Open House Reflection

H4 – Honor family/community involvement in the learning process.  This standard speaks to the importance of communicating with the family/community as to the crucial role that they can have in participating in students’ learning.  For this entry, I will focus specifically on family involvement.  I recently participated in my school’s open house.  The open house was an excellent opportunity to meet the parents/caretakers, let them know what their children will be working on in our classroom, and introduce ourselves if we hadn’t already met.

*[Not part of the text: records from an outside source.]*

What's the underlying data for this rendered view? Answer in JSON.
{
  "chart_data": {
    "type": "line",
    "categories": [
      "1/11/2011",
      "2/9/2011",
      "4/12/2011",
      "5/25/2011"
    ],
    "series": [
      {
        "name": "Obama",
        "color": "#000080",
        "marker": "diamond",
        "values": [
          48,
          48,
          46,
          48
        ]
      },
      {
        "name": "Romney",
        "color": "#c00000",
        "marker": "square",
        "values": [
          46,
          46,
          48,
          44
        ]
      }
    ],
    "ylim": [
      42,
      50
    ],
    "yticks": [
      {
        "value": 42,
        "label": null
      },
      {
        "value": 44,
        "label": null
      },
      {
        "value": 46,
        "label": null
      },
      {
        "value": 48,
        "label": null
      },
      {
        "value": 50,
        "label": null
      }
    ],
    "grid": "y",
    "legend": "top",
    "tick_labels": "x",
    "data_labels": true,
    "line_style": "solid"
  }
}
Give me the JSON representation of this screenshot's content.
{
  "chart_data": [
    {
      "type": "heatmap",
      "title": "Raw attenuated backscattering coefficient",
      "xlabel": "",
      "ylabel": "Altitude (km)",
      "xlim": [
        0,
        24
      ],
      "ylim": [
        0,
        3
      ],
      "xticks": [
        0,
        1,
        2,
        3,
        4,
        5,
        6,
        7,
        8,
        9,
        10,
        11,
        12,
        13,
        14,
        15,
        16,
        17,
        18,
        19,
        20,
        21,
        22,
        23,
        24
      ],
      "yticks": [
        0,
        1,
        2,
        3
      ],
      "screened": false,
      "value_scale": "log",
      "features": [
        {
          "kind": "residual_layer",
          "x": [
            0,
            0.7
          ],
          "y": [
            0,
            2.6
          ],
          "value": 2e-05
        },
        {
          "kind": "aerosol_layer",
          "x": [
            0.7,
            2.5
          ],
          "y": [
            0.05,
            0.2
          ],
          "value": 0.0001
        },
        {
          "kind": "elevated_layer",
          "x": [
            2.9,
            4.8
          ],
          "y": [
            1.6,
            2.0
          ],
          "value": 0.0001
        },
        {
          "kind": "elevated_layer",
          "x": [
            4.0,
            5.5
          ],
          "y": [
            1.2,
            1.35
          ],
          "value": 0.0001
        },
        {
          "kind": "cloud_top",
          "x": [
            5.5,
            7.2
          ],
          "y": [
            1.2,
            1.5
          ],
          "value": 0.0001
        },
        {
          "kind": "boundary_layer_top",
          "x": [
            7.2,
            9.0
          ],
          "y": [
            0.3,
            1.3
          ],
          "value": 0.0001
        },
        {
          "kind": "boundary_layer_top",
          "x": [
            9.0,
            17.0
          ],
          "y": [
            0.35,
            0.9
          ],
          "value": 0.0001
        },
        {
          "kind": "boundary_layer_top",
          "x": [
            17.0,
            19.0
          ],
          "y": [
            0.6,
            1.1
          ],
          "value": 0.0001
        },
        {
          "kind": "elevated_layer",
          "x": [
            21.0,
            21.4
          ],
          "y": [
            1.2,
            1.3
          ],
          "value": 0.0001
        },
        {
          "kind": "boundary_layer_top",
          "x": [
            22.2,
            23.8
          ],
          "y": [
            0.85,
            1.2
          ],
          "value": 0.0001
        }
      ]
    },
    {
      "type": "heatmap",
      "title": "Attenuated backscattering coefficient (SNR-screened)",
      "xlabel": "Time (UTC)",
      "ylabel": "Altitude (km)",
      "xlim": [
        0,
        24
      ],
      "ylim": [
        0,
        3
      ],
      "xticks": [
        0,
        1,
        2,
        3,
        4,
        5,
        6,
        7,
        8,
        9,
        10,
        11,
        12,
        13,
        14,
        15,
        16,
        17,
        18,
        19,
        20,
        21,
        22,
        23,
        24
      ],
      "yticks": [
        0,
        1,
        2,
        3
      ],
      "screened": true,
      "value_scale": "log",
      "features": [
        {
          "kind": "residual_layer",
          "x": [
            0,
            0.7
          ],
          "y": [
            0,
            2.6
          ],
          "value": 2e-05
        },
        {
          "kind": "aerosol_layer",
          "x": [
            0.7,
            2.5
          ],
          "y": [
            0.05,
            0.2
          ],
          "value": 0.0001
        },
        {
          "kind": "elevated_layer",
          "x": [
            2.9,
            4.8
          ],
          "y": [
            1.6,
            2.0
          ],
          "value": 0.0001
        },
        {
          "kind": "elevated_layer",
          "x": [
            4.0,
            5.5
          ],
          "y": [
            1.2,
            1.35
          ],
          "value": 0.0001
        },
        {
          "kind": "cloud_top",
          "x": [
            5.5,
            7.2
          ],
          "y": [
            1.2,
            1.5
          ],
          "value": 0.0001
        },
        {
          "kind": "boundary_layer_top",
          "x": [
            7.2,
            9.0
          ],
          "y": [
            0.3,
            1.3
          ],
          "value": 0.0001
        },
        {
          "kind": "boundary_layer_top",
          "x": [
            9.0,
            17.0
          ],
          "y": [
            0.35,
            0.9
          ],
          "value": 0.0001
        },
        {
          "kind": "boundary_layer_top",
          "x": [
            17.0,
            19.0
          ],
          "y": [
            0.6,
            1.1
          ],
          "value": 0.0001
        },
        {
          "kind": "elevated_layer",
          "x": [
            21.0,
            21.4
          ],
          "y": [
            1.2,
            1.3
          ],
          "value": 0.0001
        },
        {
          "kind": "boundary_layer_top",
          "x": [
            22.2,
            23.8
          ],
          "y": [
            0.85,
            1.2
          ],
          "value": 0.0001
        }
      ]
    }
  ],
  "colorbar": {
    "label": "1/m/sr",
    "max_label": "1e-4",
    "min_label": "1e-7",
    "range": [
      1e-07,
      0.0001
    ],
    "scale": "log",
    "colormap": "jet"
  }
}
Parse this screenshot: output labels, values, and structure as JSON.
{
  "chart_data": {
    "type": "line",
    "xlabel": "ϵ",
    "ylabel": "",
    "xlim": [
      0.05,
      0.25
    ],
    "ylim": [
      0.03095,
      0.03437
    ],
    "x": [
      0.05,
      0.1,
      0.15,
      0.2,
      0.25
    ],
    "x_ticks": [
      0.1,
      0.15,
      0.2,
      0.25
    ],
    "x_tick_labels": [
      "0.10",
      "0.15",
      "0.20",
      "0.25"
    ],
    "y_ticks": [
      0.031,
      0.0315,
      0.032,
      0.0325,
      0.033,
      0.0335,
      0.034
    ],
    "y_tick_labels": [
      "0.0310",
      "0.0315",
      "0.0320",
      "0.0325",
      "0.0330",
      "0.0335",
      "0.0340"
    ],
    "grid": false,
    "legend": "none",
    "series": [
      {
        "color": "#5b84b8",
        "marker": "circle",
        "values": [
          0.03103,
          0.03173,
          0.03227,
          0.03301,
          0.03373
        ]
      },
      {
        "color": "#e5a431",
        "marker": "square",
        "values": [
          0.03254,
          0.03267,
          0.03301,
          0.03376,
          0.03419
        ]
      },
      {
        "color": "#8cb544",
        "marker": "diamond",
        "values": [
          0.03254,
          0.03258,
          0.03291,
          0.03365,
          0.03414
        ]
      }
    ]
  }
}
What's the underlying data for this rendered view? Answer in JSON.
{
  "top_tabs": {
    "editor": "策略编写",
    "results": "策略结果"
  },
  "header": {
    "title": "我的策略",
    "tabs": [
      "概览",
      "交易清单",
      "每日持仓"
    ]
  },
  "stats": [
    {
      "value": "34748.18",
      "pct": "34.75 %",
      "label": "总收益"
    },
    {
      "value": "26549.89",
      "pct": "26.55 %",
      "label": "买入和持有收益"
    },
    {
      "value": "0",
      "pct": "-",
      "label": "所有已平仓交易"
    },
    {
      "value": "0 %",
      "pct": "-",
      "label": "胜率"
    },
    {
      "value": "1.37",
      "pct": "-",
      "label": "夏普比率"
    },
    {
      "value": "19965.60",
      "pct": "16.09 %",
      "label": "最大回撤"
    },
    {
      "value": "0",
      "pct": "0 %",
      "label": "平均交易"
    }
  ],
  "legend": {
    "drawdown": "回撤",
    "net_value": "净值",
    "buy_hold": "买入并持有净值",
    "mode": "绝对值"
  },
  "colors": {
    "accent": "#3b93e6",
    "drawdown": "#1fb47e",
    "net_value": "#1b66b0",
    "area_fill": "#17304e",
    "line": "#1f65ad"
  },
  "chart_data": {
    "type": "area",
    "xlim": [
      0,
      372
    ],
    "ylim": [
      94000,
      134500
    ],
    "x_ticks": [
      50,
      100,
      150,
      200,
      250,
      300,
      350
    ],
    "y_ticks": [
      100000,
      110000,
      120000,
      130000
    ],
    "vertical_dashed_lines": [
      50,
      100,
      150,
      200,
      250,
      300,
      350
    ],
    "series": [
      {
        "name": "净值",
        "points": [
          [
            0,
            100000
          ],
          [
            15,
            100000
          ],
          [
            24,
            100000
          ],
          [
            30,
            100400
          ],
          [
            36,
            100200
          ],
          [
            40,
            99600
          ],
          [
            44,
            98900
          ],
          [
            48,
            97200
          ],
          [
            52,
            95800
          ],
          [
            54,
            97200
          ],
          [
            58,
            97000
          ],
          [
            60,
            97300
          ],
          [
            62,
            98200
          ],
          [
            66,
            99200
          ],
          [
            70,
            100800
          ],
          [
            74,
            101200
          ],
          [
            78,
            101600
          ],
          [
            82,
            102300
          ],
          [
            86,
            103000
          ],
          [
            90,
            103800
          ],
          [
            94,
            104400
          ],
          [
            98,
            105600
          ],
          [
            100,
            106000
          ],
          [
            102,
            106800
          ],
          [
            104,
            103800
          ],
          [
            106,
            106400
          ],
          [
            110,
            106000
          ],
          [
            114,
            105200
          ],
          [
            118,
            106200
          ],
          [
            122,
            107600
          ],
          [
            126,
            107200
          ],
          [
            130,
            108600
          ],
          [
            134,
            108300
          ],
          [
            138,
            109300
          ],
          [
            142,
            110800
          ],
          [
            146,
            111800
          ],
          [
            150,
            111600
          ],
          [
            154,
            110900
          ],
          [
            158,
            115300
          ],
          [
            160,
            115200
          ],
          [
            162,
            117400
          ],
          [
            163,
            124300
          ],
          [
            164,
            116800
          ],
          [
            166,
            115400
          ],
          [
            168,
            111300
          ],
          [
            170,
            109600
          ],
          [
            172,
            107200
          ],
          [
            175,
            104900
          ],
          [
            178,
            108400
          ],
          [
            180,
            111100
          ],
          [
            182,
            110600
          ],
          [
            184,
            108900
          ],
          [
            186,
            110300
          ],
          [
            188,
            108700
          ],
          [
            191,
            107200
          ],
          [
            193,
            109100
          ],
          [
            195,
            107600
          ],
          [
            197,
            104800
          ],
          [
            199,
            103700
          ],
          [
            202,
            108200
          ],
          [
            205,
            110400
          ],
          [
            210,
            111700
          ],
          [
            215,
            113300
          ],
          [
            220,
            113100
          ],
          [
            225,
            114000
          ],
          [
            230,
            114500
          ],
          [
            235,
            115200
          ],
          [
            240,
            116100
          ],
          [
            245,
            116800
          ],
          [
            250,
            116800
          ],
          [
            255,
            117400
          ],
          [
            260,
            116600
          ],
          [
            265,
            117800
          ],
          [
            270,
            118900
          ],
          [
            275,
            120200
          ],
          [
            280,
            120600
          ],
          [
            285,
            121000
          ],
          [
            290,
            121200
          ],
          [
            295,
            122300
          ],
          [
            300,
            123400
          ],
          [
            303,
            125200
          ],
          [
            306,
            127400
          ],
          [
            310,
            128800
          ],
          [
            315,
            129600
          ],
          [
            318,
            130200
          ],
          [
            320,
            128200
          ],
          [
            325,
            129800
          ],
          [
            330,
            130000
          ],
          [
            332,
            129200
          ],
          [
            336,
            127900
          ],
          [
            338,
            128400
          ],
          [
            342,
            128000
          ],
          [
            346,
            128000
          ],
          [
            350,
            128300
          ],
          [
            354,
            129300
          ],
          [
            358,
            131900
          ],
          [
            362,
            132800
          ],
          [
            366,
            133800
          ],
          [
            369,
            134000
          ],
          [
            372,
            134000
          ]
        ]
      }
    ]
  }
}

The evidence provided below comes from the syllabus that my mentor teacher provided for the event.    evidence for open house night

This evidence speaks to the important role that the parents/family will play in our students’ education and the process of communicating this to the parents.  The students spend time in each class recording some of the more important activities that they are working on in their planners.  The direction is for the family to be actively involved with the students in their learning. I learned a great deal from attending this event.  It was great to have the opportunity to interact with some of the parents, let them know that I will be doing my student teaching this year, and to begin the process of making connections.  Gargiulo and Kilgo (2011), stress the importance of the family in the educational process when they say “the best type of relationship that can develop between families and professionals is one in which families are viewed as full-fledged partners” (p 78).  They are speaking in particular of early childhood education.  However, I think this partnership is equally important to maintain as students progress through schools.  Students’ learning will be improved when their families take an active role in their education.  Education can become a focus in all aspects of the students’ lives, in addition to the time they spend at school.  As I progress through my internship, I will try and take every opportunity to dialogue with the parents/family about how their student is performing in class but also how the whole family is doing in general.  I hope to establish an effective relationship/partnership that can make everyone feel comfortable and provide a solid safe base that will enable the students to meet their goals.  In the near future, I will be attending an IEP meeting for a student that my mentor teacher oversees.  I will continue to take advantage of opportunities that arise to make family connections.

Gargiulo, Richard, and Kilgo, Jennifer 3rd edition (2011). An Introduction To Young Children with Special Needs Birth Through Age 8. Belmont, CA: Wadsworth, Cengage Learning.